We follow Starbucks' method of calculating CLV.


### Import Packages

In [0]:
!pip install xlrd
# import package
import pandas as pd
import datetime
import numpy as np

# suppress error warnings
import warnings
warnings.filterwarnings('ignore')



### Read Data

In [0]:
# load dataset
data = pd.read_excel('http://archive.ics.uci.edu/ml/machine-learning-databases/00352/Online%20Retail.xlsx')

# Define Sales Column
data['Sales'] = data['Quantity'] * data['UnitPrice']
data.head()




Unnamed: 0,InvoiceNo,StockCode,Description,Quantity,InvoiceDate,UnitPrice,CustomerID,Country,Sales
0,536365,85123A,WHITE HANGING HEART T-LIGHT HOLDER,6,2010-12-01 08:26:00,2.55,17850.0,United Kingdom,15.3
1,536365,71053,WHITE METAL LANTERN,6,2010-12-01 08:26:00,3.39,17850.0,United Kingdom,20.34
2,536365,84406B,CREAM CUPID HEARTS COAT HANGER,8,2010-12-01 08:26:00,2.75,17850.0,United Kingdom,22.0
3,536365,84029G,KNITTED UNION FLAG HOT WATER BOTTLE,6,2010-12-01 08:26:00,3.39,17850.0,United Kingdom,20.34
4,536365,84029E,RED WOOLLY HOTTIE WHITE HEART.,6,2010-12-01 08:26:00,3.39,17850.0,United Kingdom,20.34


### Create RFMA Segments

These are the the only 4 things we need to build our RFMA segments:
1. *customers* : feature that specifies your users,
2. *dates* : dates of transactions
3. *transactions* : transaction number
4. *prices* : price of amount sold

In [0]:
customers = 'CustomerID'
dates = 'InvoiceDate'
transactions = 'InvoiceNo'
prices = 'Sales'

In [0]:
data = data[data['Country'] == "United Kingdom"]

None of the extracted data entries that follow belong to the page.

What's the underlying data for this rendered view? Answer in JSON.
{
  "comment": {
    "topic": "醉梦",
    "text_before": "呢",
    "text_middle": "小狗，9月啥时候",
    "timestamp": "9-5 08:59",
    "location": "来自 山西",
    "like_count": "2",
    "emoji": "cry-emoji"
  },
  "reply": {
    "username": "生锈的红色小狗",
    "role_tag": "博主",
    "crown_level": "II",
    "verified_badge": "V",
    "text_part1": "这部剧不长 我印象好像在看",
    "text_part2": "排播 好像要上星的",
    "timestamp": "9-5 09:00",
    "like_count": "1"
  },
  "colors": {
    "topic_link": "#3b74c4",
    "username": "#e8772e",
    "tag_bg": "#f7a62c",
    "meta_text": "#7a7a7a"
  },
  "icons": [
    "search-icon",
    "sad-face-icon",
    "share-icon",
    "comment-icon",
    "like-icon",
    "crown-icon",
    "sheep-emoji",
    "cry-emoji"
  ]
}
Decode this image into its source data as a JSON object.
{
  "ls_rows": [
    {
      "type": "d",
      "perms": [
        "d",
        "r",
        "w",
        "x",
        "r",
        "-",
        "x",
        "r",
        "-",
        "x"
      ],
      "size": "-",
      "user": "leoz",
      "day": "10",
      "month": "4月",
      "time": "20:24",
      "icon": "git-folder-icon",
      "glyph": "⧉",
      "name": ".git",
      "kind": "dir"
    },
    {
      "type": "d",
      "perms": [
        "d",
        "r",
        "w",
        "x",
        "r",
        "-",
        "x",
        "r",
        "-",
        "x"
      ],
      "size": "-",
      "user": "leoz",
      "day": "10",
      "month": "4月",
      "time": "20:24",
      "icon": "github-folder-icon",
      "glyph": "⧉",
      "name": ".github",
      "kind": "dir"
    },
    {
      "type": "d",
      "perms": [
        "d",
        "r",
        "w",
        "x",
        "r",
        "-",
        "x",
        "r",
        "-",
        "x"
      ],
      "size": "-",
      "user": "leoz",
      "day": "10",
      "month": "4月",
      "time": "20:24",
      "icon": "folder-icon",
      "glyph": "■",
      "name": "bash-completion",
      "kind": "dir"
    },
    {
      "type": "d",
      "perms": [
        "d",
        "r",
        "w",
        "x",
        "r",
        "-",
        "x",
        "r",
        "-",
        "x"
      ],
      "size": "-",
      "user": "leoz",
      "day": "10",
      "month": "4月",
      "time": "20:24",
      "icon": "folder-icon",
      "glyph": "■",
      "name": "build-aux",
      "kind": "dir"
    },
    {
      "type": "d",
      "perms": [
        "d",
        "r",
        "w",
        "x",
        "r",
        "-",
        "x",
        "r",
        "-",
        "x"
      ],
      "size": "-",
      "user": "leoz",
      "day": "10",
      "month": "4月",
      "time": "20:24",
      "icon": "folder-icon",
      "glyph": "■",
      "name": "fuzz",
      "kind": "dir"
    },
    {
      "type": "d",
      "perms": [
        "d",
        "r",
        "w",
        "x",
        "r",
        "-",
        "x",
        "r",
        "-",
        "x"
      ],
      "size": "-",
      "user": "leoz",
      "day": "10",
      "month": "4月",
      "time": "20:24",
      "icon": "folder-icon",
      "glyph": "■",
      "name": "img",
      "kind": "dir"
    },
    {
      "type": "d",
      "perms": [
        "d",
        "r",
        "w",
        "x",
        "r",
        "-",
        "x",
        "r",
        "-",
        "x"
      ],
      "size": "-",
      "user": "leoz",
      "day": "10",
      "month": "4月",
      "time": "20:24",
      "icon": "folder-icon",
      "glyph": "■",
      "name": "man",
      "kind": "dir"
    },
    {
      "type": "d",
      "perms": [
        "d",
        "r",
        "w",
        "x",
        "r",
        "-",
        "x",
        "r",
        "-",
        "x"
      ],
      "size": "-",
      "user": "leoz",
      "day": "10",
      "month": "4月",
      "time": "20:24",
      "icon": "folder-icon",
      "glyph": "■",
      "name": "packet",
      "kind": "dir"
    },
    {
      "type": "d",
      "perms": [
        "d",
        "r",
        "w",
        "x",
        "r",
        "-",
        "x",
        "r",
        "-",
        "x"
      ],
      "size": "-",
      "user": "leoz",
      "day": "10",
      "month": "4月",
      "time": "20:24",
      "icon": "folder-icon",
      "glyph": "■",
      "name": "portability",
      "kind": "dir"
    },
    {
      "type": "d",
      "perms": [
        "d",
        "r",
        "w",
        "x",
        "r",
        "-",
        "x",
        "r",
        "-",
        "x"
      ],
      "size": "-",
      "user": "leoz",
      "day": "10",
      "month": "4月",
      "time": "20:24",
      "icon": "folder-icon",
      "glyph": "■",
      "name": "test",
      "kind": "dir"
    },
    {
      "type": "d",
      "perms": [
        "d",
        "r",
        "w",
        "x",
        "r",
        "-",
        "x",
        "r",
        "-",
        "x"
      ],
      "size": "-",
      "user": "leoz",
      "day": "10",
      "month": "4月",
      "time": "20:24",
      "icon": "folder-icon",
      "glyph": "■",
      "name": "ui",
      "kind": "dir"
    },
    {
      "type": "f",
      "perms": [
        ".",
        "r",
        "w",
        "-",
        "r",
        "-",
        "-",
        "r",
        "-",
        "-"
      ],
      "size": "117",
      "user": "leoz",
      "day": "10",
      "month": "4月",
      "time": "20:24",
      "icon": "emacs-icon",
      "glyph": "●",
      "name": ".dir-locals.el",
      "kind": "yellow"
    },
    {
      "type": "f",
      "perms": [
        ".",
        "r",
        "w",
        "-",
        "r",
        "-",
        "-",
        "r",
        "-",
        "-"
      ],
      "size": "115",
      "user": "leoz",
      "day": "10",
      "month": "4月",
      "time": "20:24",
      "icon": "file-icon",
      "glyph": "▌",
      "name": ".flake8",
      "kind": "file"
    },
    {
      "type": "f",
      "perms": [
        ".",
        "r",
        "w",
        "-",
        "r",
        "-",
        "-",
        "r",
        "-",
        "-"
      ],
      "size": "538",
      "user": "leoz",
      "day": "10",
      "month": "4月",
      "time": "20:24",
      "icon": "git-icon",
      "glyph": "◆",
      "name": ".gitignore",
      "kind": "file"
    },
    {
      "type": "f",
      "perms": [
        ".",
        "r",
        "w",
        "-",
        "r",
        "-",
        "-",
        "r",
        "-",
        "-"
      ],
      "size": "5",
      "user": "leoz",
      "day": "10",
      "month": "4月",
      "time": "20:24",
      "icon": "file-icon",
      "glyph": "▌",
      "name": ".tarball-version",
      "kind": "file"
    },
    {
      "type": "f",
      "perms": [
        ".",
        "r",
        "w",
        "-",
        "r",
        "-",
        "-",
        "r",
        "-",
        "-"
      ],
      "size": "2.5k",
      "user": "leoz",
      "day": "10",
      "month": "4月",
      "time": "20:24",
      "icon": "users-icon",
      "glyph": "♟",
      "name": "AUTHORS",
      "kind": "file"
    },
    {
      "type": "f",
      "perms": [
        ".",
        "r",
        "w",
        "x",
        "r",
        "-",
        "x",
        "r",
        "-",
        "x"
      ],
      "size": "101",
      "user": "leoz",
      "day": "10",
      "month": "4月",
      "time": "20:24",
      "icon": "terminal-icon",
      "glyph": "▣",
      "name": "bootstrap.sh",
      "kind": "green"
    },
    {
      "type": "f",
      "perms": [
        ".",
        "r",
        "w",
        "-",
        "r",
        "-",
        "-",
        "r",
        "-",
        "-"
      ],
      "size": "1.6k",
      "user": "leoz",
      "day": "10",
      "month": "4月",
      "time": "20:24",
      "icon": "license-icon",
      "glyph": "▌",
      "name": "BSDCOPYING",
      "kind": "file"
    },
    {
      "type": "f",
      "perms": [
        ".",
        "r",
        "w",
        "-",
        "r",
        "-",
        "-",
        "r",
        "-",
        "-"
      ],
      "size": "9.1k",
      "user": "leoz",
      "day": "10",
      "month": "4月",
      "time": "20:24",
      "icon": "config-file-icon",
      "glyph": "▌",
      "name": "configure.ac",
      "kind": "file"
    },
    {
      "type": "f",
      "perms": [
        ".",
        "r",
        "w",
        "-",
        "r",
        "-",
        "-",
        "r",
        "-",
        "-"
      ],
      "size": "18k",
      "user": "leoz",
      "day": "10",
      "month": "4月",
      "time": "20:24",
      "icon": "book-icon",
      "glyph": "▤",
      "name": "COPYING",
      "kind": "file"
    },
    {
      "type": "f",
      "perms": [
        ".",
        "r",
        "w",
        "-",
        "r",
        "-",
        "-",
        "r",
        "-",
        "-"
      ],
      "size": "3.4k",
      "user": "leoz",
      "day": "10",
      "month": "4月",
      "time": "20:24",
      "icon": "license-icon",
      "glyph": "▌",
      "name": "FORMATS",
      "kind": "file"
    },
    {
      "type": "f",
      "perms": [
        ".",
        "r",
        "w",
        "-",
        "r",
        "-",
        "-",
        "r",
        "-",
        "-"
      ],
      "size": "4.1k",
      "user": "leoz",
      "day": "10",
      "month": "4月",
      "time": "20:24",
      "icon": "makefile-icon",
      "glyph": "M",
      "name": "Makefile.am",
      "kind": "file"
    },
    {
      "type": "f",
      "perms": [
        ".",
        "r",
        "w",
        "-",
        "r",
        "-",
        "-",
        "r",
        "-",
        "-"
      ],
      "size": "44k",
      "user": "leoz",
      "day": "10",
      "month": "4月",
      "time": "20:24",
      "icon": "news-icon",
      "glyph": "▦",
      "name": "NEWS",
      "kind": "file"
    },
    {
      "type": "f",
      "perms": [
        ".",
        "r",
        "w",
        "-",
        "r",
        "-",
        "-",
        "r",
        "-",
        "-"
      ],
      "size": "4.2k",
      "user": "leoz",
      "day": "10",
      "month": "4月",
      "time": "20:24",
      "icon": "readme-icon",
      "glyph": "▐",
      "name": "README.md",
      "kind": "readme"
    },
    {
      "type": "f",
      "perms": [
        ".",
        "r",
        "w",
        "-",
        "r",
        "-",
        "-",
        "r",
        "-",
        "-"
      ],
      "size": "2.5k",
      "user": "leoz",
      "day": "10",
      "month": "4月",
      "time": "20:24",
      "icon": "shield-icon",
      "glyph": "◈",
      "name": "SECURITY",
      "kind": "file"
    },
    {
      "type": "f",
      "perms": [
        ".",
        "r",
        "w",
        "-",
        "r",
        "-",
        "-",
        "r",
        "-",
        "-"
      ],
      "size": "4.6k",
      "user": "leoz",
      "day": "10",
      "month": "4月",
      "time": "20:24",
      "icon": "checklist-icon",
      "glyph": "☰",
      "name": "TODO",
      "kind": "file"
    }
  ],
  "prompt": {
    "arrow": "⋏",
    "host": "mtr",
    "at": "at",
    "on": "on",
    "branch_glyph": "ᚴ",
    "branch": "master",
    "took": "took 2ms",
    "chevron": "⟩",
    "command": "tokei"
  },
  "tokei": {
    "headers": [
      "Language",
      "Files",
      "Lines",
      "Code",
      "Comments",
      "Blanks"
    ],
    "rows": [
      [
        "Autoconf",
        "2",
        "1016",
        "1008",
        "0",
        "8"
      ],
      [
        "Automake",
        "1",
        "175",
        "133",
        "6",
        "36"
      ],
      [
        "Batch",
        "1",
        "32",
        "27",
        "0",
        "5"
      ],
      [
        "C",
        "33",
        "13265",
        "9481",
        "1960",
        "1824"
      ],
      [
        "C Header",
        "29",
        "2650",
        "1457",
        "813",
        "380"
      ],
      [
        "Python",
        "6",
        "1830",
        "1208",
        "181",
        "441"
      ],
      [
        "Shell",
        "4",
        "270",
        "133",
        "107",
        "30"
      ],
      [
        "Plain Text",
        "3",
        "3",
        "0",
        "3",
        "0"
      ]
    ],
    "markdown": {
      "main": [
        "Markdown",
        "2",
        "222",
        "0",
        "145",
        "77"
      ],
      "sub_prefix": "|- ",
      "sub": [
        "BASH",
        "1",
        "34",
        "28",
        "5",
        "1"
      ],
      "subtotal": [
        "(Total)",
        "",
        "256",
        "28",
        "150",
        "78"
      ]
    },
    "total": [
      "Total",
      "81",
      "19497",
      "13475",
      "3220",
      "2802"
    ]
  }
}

NOW = datetime.datetime.now()

data['transaction_date'] = data[dates]

rfmaTable = data.groupby(customers).agg({dates: lambda x: (NOW - x.max()).days, transactions: lambda x: len(x), prices: lambda x: x.sum(), 'transaction_date': lambda x: (x.max() - x.min()).days})
rfmaTable[dates] = rfmaTable[dates].astype(int)
rfmaTable.rename(columns={dates: 'recency', 
                         transactions: 'frequency', 
                         prices: 'monetary_value',
                        'transaction_date': 'age'}, inplace=True)

In [0]:
rfmaTable.head()

Unnamed: 0_level_0,recency,frequency,monetary_value,age
CustomerID,Unnamed: 1_level_1,Unnamed: 2_level_1,Unnamed: 3_level_1,Unnamed: 4_level_1
12346.0,2858,2,0.0,0
12747.0,2535,103,4196.01,366
12748.0,2533,4642,29072.1,372
12749.0,2536,231,3868.2,209
12820.0,2536,59,942.34,323


### CLV from RFM   
Compute CLV by computing the monetary spend divided by the number of days the customer has purchased from us.

In [0]:
rfmaTable['CLV'] = 365 * (rfmaTable['monetary_value'] / rfmaTable['age'])

In [0]:
rfmaTable.head()

Unnamed: 0_level_0,recency,frequency,monetary_value,age,CLV
CustomerID,Unnamed: 1_level_1,Unnamed: 2_level_1,Unnamed: 3_level_1,Unnamed: 4_level_1,Unnamed: 5_level_1
12346.0,2858,2,0.0,0,
12747.0,2535,103,4196.01,366,4184.545492
12748.0,2533,4642,29072.1,372,28525.044355
12749.0,2536,231,3868.2,209,6755.4689
12820.0,2536,59,942.34,323,1064.873375


Average CLV

In [0]:
rfmaTable['CLV'].replace([np.inf, -np.inf], np.nan).dropna().mean()

7801.51890516493

Typically, this is going to be the ceiling of your customer acquisition cost for the following years.